Jim Pike, co-founder of The Lettermen vocal group, dies aged 82

Jim Pike, co-founder of The Lettermen vocal group, dies aged 82

Jim Pike, one of the co-founders of The Lettermen, one of the most popular American male pop vocal group in the '60s, died June 9 at his home in Prescott, Arizona. He was 82 years old. As reported by AP, Pike's sister-in-law, Becky, said the cause of death was due to complications from Parkinson's Disease.

Pike and Bob Engemann, his college buddy from Brigham Young University, formed The Lettermen in Los Angeles in 1961 with fellow singer Tony Butala and the group registered its first hit single with 'The Way You Look Tonight'. The band would then go on to place 19 more singles on Billboard's Hot 100 over the next 10 years, of which the most popular ones were 'Goin' Out Of My Head' and 'When I Fall in Love.'

The Lettermen signed with Capitol Records in 1961 and their first single, 'The Way You Look Tonight,' was No. 13 on the Billboard. They also recorded some hit numbers such as 'When I Fall in Love' (1962) and 'Theme from a Summer Place' (1965). Engemann resigned in 1967 and was replaced by Pike's younger brother, Gary Pike. 

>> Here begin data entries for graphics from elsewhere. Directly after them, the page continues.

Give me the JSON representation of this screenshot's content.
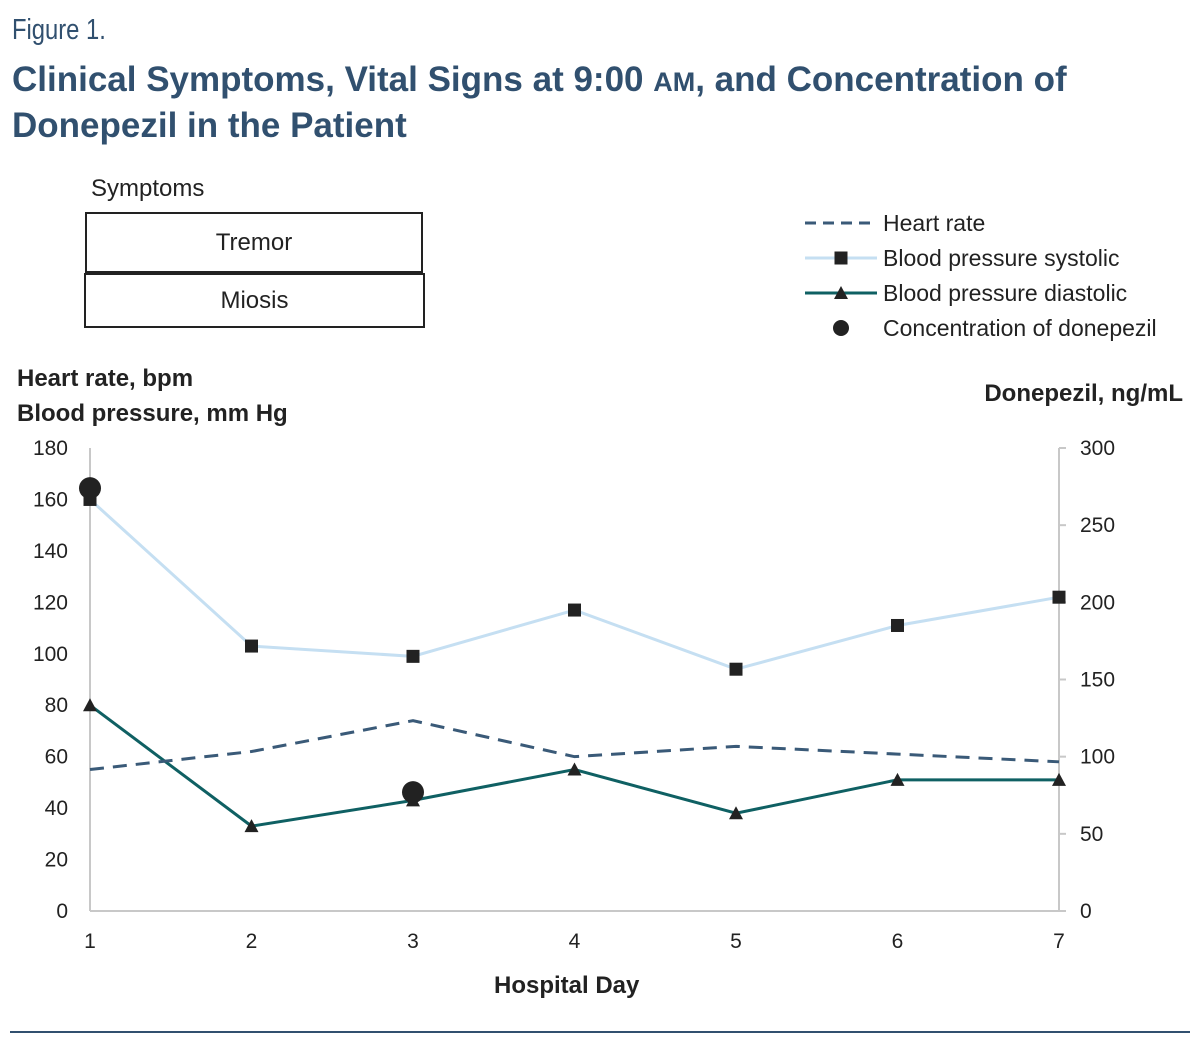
{
  "figure_label": "Figure 1.",
  "title_pre": "Clinical Symptoms, Vital Signs at 9:00 ",
  "title_am": "AM",
  "title_post": ", and Concentration of Donepezil in the Patient",
  "symptoms": {
    "label": "Symptoms",
    "items": [
      {
        "name": "Tremor",
        "days": [
          1,
          3
        ]
      },
      {
        "name": "Miosis",
        "days": [
          1,
          3
        ]
      }
    ]
  },
  "chart_data": {
    "type": "line",
    "x": [
      1,
      2,
      3,
      4,
      5,
      6,
      7
    ],
    "xlabel": "Hospital Day",
    "ylabel_left": [
      "Heart rate, bpm",
      "Blood pressure, mm Hg"
    ],
    "ylabel_right": "Donepezil, ng/mL",
    "ylim_left": [
      0,
      180
    ],
    "ylim_right": [
      0,
      300
    ],
    "yticks_left": [
      0,
      20,
      40,
      60,
      80,
      100,
      120,
      140,
      160,
      180
    ],
    "yticks_right": [
      0,
      50,
      100,
      150,
      200,
      250,
      300
    ],
    "grid": false,
    "legend_position": "top-right",
    "series": [
      {
        "name": "Heart rate",
        "axis": "left",
        "style": "dashed",
        "color": "#3a5a78",
        "values": [
          55,
          62,
          74,
          60,
          64,
          61,
          58
        ]
      },
      {
        "name": "Blood pressure systolic",
        "axis": "left",
        "marker": "square",
        "color": "#c5dff2",
        "values": [
          160,
          103,
          99,
          117,
          94,
          111,
          122
        ]
      },
      {
        "name": "Blood pressure diastolic",
        "axis": "left",
        "marker": "triangle",
        "color": "#0f6063",
        "values": [
          80,
          33,
          43,
          55,
          38,
          51,
          51
        ]
      },
      {
        "name": "Concentration of donepezil",
        "axis": "right",
        "marker": "circle",
        "color": "#222222",
        "points": [
          [
            1,
            274
          ],
          [
            3,
            77
          ]
        ]
      }
    ]
  }
}
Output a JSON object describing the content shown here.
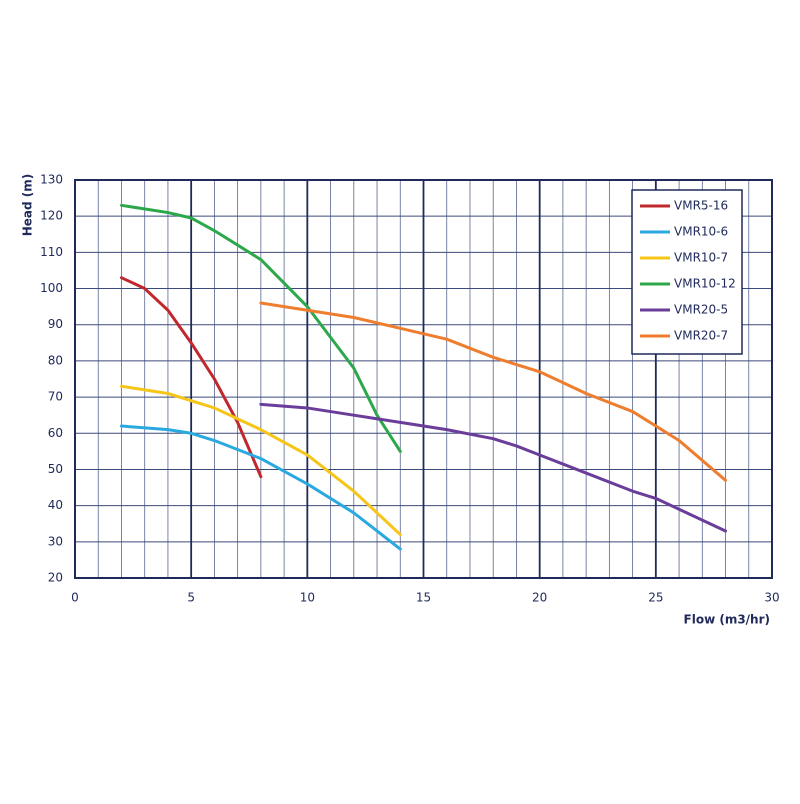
{
  "chart_data": {
    "type": "line",
    "x_label": "Flow (m3/hr)",
    "y_label": "Head (m)",
    "xlim": [
      0,
      30
    ],
    "xticks": [
      0,
      5,
      10,
      15,
      20,
      25,
      30
    ],
    "ylim": [
      20,
      130
    ],
    "yticks": [
      20,
      30,
      40,
      50,
      60,
      70,
      80,
      90,
      100,
      110,
      120,
      130
    ],
    "grid": true,
    "legend": "upper right",
    "series": [
      {
        "name": "VMR5-16",
        "color": "#c0282d",
        "x": [
          2,
          3,
          4,
          5,
          6,
          7,
          8
        ],
        "values": [
          103,
          100,
          94,
          85,
          75,
          63,
          48
        ]
      },
      {
        "name": "VMR10-6",
        "color": "#29a9e0",
        "x": [
          2,
          4,
          5,
          6,
          8,
          10,
          12,
          14
        ],
        "values": [
          62,
          61,
          60,
          58,
          53,
          46,
          38,
          28
        ]
      },
      {
        "name": "VMR10-7",
        "color": "#f5c518",
        "x": [
          2,
          4,
          5,
          6,
          8,
          10,
          12,
          14
        ],
        "values": [
          73,
          71,
          69,
          67,
          61,
          54,
          44,
          32
        ]
      },
      {
        "name": "VMR10-12",
        "color": "#2ca84a",
        "x": [
          2,
          4,
          5,
          6,
          8,
          10,
          12,
          13,
          14
        ],
        "values": [
          123,
          121,
          119.5,
          116,
          108,
          95,
          78,
          65,
          55
        ]
      },
      {
        "name": "VMR20-5",
        "color": "#6a3d9a",
        "x": [
          8,
          10,
          12,
          14,
          16,
          18,
          19,
          20,
          22,
          24,
          25,
          26,
          28
        ],
        "values": [
          68,
          67,
          65,
          63,
          61,
          58.5,
          56.5,
          54,
          49,
          44,
          42,
          39,
          33
        ]
      },
      {
        "name": "VMR20-7",
        "color": "#ef7d2e",
        "x": [
          8,
          10,
          12,
          14,
          16,
          18,
          20,
          22,
          24,
          25,
          26,
          28
        ],
        "values": [
          96,
          94,
          92,
          89,
          86,
          81,
          77,
          71,
          66,
          62,
          58,
          47
        ]
      }
    ]
  }
}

According to IMDb, The Lettermen have included prominent names in their group.  Members included Tony Butala, Jim Pike, Bob Engemann, Gary Pike, Don Pike, Robert Poynton, Don Campeau, Ralph "Chad" Nichols, Mark Preston, Ernie Pontiere, Donovan Scott Tea, and Darren Dowler.

Pike also published an autobiography titled, 'My Lettermen Years: The Journey To Hell and Back!' in September 2012.